Common terms in algebra include:

• **Variables:** Symbols that represent unknown numbers, such as \( h \).
• **Constants:** Numbers that have a fixed value, like 32 or 8.
• **Expressions:** Combinations of variables and constants. For instance, \( 32h^9 \) is an expression.
• **Equations:** Statements that two expressions are equal. For example, \( 3x + 5 = 11 \).

In this exercise, we simplify an algebraic fraction. This fraction includes both a constant coefficient and variables. By understanding and applying algebraic rules, we can simplify complex expressions step by step.
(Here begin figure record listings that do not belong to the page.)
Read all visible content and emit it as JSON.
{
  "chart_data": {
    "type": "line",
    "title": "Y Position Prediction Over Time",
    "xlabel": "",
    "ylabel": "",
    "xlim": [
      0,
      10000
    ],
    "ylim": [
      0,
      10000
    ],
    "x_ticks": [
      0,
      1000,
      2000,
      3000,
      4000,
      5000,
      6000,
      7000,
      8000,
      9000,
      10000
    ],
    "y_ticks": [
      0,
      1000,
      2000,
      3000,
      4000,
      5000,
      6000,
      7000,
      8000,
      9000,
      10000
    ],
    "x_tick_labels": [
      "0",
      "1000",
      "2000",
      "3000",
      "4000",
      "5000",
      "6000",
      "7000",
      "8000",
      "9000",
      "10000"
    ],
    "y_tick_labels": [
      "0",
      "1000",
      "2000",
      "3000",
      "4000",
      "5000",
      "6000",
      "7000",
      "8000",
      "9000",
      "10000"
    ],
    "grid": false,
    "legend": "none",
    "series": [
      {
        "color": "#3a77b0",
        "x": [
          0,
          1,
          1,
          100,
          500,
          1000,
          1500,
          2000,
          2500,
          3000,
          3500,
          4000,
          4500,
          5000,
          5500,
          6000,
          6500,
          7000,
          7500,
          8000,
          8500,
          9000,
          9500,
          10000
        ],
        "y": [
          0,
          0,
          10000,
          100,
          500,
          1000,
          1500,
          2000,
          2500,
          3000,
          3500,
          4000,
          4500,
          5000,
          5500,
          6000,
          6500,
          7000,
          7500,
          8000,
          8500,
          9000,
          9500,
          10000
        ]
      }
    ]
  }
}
The laws of exponents are essential for simplifying expressions involving powers. When we deal with exponents, the following rules come in handy:

• **Product Rule:** \( a^m \times a^n = a^{m+n} \)
• **Quotient Rule:** \( \frac{a^m}{a^n} = a^{m-n} \)
• **Power of a Power Rule:** \( (a^m)^n = a^{m \times n} \)
• **Zero Exponent Rule:** \( a^0 = 1 \) for any nonzero \(a\)
• **Negative Exponent Rule:** \( a^{-n} = \frac{1}{a^n} \)
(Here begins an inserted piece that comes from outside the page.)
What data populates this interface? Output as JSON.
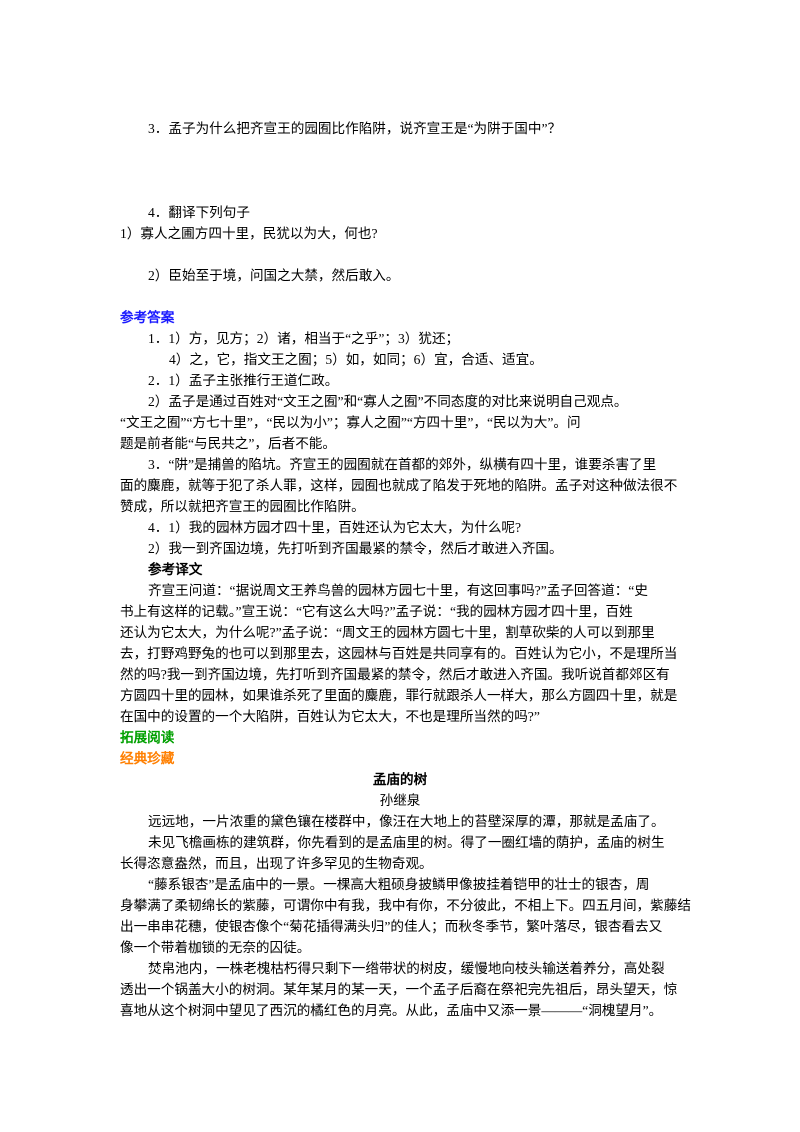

In our exercise, we use the quotient rule to simplify the variables. We started with \( \frac{h^9}{h^4} \). By applying the quotient rule, we subtract the exponents: \( 9 - 4 \), resulting in \( h^5 \).

This step illustrates how exponent rules can make complex expressions easier to manage and simplifies the algebraic fraction fundamentally.

Simplifying expressions means making a mathematical expression as simple as possible. This often involves combining like terms, reducing fractions, or applying mathematical laws (like the laws of exponents).

In our given exercise:

1. **Simplify the Constant Coefficient:** We first reduce \( \frac{32}{8} \) to 4. This reduction makes the numbers easier to work with.
2. **Simplify the Variables:** Using the laws of exponents, we simplify \( \frac{h^9}{h^4} \) to \( h^5 \). Subtracting the exponents, as shown, gives us the simplified form of the variable part.
3. **Combine Results:** The final simplified expression is \( 4h^5 \), combining both the simplified constants and variables.

Remember, the goal of simplifying is to reduce the expression to its simplest form without changing its value. Simplified expressions are easier to understand, use, and solve.